Original Article |
2008, Vol.30, No.6, pp. 755-760
Determination of optimum rotational speed of heterogeneous catalytic reactor using computational fluid dynamic
Rungrote Kokoo, Phavanee Narataruksa, Karn Pana-Suppamassadu, and Sabaithip Tungkamani
pp. 755 - 760
Abstract
Solid suspension in a stirrer tank reactor is relevant in many chemical process industries. For a heterogeneous catalytic reactor, the degree of solid suspension is a crucial parameter in the design and scaling-up processes. The suspension of solid catalysts at a minimum impeller speed can reduce the operating cost of processes. To ensure optimum conditions for suspension, a 3D simulation technique by Computational Fluid Dynamic (CFD) was used to study flow characteristics in a heterogeneous catalytic reactor.

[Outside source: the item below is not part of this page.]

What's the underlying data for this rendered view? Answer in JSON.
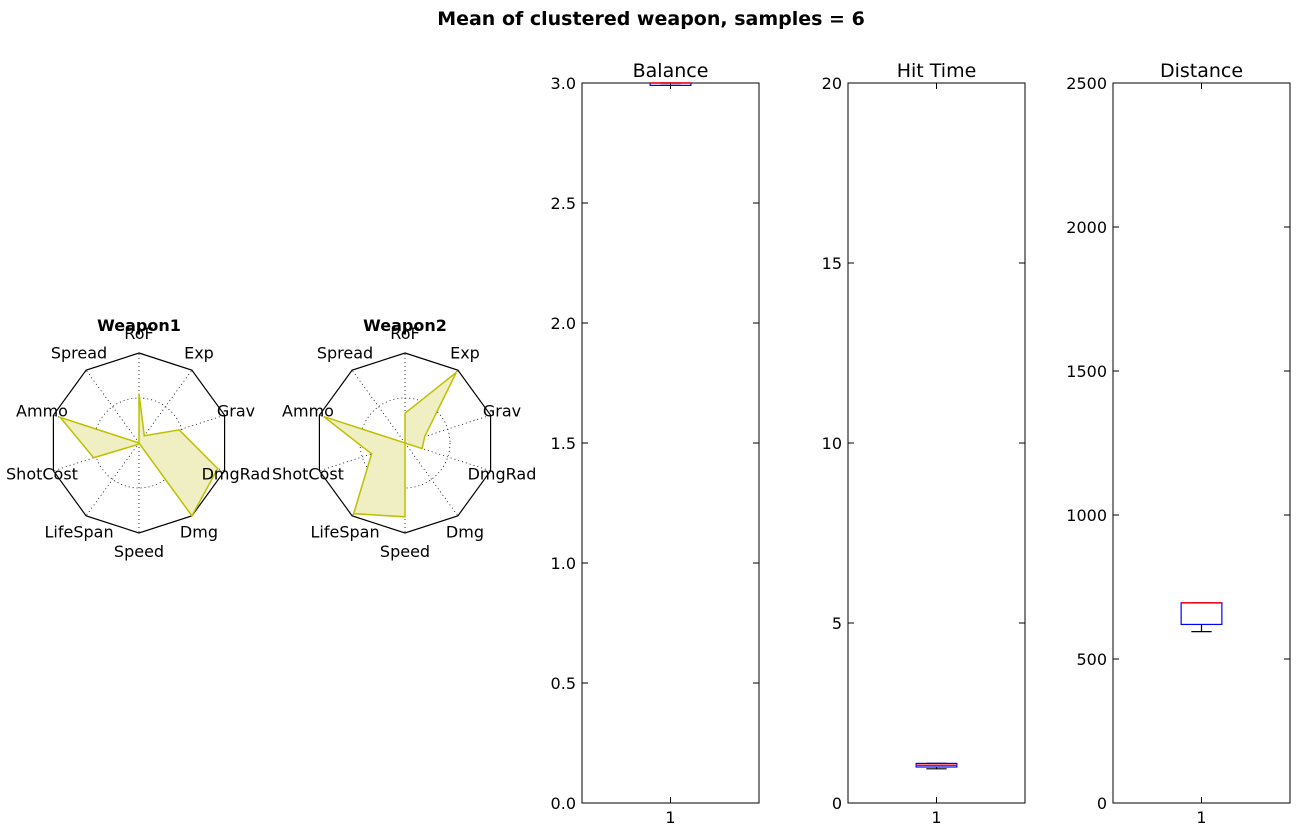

A case study of a 200 milliliter cylindrical reactor was modeled together with equipped parts, i.e. a sampling port, 2 baffles, one thermocouple and a mechanical stirrer. The results show that the total velocity increases from the impeller’s center to the impeller’s tip and decreases from the impeller’s tip to the side wall of the reactor. The vertical velocity at the bottom of the impellers directs flow upward while the velocity at the top directs flow downward. These simulations provide a good preview of solid suspension without doing experiments. It is recommended that the vertical velocity at the bottom of the reactor is in the range between minimum fluidization velocity and terminal velocity to ensure solid suspension in the system.